Do you see a pattern here? None of these changes would make a dent in the industry’s bottom line–and what’s more, they could even enhance profits, by encouraging government-funded programs to help private companies streamline their bloated bureaucracy (much of which would instantly become superfluous under a public, single-payer system). The letter to Obama suggested this when it said: “We are committed to taking action in private-public partnership to create a more stable and sustainable health care system.” As we all know by now, “private-public partnership” usually means public investment for private profit.

It all adds up to a brilliant move, when you think about it. It makes the private health care companies look cooperative and proactive, rather than like the greedy obstructionists they really are. It gets these companies on the inside track with the administration, and creates common cause with the unions. In particular, it establishes a solid place at the table for the health insurance industry, the blood-sucking middlemen who ought to be kicked out of the health care system altogether. 

And what might the industry get in return for this generous “cooperation”? The Kaiser Daily Health Policy report today rounded up the possibilities:

The [Wall Street] Journal reports that although the groups did not ask for anything in return for the pledge, many of the factions are looking to prevent regulations that could “pose new burdens” or affect their profitability. For example, the health insurance industry is seeking to offset any reductions to their payments by obtaining new rules that would require all U.S. residents to have health coverage, according to the  Journal. The Journal reports that health insurers have made several concessions intended to prevent a public option — which they fear could affect their profitability — as part of reform legislation (Wall Street Journal, 5/11). According to the AP/Philadelphia Inquirer, drugmakers are hoping to avoid a requirement that new drugs pass a cost-benefit test before receiving regulatory approval. In addition, hospitals and physicians are looking to avoid a system in which the government would dictate their payments for all patients, not just those under Medicare or Medicaid (Alonso-Zaldivar, AP/Philadelphia Inquirer, 5/11).

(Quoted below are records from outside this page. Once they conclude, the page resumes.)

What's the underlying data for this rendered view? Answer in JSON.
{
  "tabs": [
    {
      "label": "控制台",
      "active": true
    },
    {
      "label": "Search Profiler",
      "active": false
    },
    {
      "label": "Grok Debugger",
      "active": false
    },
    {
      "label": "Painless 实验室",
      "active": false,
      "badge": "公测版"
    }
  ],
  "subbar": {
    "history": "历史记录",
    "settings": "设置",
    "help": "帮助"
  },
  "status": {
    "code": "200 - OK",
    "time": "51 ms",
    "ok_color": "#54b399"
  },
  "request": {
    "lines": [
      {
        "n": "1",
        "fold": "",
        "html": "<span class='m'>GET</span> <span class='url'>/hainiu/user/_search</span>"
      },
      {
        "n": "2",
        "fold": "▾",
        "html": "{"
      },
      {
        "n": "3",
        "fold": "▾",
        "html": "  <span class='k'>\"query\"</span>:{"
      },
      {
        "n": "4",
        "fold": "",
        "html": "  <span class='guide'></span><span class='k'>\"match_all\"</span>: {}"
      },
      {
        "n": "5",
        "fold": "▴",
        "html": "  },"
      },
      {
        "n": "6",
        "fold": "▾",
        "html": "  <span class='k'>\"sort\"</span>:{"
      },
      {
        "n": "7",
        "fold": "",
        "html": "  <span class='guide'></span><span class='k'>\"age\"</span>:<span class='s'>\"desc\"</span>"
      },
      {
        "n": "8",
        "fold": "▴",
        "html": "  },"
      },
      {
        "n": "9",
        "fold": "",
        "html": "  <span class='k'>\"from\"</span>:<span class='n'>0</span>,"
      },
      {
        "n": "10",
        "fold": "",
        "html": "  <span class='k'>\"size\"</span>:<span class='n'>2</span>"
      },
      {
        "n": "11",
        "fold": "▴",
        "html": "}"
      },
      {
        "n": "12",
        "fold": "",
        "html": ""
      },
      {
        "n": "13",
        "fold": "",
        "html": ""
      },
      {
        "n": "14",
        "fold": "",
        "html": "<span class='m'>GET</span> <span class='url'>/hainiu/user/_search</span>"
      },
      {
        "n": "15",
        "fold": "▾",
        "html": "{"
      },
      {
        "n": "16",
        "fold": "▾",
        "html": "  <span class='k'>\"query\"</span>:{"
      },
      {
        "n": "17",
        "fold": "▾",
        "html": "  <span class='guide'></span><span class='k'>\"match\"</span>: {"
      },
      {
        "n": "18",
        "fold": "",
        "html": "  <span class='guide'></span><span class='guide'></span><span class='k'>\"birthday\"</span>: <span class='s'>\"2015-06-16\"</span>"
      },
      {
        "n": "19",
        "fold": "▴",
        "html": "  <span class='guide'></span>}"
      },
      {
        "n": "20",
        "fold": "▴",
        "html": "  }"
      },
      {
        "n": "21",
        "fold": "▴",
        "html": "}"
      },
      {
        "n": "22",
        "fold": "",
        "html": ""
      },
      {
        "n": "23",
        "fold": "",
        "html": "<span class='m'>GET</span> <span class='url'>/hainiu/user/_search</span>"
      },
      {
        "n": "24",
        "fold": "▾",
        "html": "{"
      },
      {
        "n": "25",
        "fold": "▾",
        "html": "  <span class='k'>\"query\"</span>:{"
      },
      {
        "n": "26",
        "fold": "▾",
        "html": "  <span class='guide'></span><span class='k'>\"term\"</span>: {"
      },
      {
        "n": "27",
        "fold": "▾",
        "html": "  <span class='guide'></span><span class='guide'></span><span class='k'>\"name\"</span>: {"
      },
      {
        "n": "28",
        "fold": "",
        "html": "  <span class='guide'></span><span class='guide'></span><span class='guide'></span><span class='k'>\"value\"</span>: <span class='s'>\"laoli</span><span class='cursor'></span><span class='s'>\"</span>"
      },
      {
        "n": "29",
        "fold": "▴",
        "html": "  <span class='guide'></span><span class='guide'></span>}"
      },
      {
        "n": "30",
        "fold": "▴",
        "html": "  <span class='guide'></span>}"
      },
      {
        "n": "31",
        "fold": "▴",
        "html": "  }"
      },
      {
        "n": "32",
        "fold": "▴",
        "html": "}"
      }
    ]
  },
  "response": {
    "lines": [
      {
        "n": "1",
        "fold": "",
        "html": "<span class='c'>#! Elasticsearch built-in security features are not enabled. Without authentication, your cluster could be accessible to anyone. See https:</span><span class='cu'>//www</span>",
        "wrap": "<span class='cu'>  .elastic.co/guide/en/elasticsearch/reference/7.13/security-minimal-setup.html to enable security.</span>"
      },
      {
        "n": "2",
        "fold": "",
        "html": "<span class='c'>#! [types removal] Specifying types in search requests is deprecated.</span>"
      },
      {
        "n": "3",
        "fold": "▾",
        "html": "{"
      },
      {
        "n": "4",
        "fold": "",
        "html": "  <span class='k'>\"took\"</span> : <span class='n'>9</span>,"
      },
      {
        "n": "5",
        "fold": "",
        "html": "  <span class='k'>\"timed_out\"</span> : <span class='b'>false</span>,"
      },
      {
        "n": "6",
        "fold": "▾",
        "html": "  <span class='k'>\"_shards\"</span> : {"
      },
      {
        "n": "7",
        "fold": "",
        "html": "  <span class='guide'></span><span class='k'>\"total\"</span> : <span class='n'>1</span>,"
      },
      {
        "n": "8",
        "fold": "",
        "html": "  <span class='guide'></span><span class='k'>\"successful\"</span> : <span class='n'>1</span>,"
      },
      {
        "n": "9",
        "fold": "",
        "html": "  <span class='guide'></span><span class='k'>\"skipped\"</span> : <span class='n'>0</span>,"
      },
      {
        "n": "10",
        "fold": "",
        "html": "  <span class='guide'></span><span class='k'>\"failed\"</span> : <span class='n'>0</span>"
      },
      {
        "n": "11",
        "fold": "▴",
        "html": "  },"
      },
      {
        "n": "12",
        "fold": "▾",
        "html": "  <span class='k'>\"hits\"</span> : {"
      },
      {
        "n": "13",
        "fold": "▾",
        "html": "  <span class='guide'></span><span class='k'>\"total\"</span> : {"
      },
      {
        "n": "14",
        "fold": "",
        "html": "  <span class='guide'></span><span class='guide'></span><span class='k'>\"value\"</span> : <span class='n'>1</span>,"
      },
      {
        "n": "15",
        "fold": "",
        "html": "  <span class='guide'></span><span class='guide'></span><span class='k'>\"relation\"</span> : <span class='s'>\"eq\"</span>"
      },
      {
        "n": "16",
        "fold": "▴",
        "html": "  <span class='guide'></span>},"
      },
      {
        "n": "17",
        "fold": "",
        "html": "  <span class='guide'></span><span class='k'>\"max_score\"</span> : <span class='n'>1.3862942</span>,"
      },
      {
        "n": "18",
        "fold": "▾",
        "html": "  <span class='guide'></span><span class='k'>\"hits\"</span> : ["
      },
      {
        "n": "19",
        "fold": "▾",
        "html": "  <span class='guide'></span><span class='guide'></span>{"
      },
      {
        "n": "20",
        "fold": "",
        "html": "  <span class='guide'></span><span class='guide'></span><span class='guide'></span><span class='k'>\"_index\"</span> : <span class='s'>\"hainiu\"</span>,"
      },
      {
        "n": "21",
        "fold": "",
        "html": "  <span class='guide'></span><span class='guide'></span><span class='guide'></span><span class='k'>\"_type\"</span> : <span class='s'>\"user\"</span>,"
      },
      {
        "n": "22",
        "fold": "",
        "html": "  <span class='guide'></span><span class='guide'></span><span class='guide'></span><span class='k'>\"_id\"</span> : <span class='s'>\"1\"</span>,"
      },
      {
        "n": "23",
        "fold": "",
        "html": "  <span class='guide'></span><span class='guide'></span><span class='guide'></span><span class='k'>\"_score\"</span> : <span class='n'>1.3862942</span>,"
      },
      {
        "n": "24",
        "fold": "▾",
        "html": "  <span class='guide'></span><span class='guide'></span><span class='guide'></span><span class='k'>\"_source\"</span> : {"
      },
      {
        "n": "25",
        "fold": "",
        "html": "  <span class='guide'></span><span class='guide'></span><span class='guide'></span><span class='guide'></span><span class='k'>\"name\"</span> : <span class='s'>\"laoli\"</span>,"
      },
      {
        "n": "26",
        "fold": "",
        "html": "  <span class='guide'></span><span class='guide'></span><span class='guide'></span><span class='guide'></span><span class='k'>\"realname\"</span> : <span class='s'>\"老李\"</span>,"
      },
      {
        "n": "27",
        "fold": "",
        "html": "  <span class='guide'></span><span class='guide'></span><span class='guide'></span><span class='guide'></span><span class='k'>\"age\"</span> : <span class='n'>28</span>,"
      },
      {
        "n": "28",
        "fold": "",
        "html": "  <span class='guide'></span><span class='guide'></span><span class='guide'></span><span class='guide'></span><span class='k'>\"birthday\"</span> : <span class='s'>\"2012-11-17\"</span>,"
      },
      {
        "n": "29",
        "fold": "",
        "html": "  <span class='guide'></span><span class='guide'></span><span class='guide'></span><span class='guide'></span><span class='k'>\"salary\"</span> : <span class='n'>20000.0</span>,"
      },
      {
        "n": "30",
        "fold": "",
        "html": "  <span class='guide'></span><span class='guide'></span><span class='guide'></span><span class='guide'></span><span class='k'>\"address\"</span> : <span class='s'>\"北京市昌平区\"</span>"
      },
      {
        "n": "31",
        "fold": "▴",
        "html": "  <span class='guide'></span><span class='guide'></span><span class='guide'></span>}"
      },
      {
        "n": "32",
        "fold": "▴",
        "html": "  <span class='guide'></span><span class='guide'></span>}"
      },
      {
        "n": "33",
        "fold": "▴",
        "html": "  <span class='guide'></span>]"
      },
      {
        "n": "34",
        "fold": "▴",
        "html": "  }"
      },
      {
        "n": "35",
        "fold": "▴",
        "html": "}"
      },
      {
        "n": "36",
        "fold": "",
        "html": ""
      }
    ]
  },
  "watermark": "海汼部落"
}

In other words, the underlying purpose of this PR stunt is to slow or block any meaningful health care reform, which could actually improve care while reducing the price tag by a lot more than 1.5 percent. These include regulating the cost of pharmaceuticals and medical devices, curtailing or eliminating the role of the insurance companies, or introducing single-payer, which allows other developed countries to deliver superior health care for 20 to 40 percent less–all of which make $2 trillion in weight-loss programs and paperwork reduction measures look pretty pitiful by comparison.

All we can hope for is the possibility, remote as it may be, that Obama himself is also playing a PR game–making nice with the industry shills while planning some kind of genuine reform that will hit them in the only place it counts, and the only place where really meaningful savings reside: their profit margins.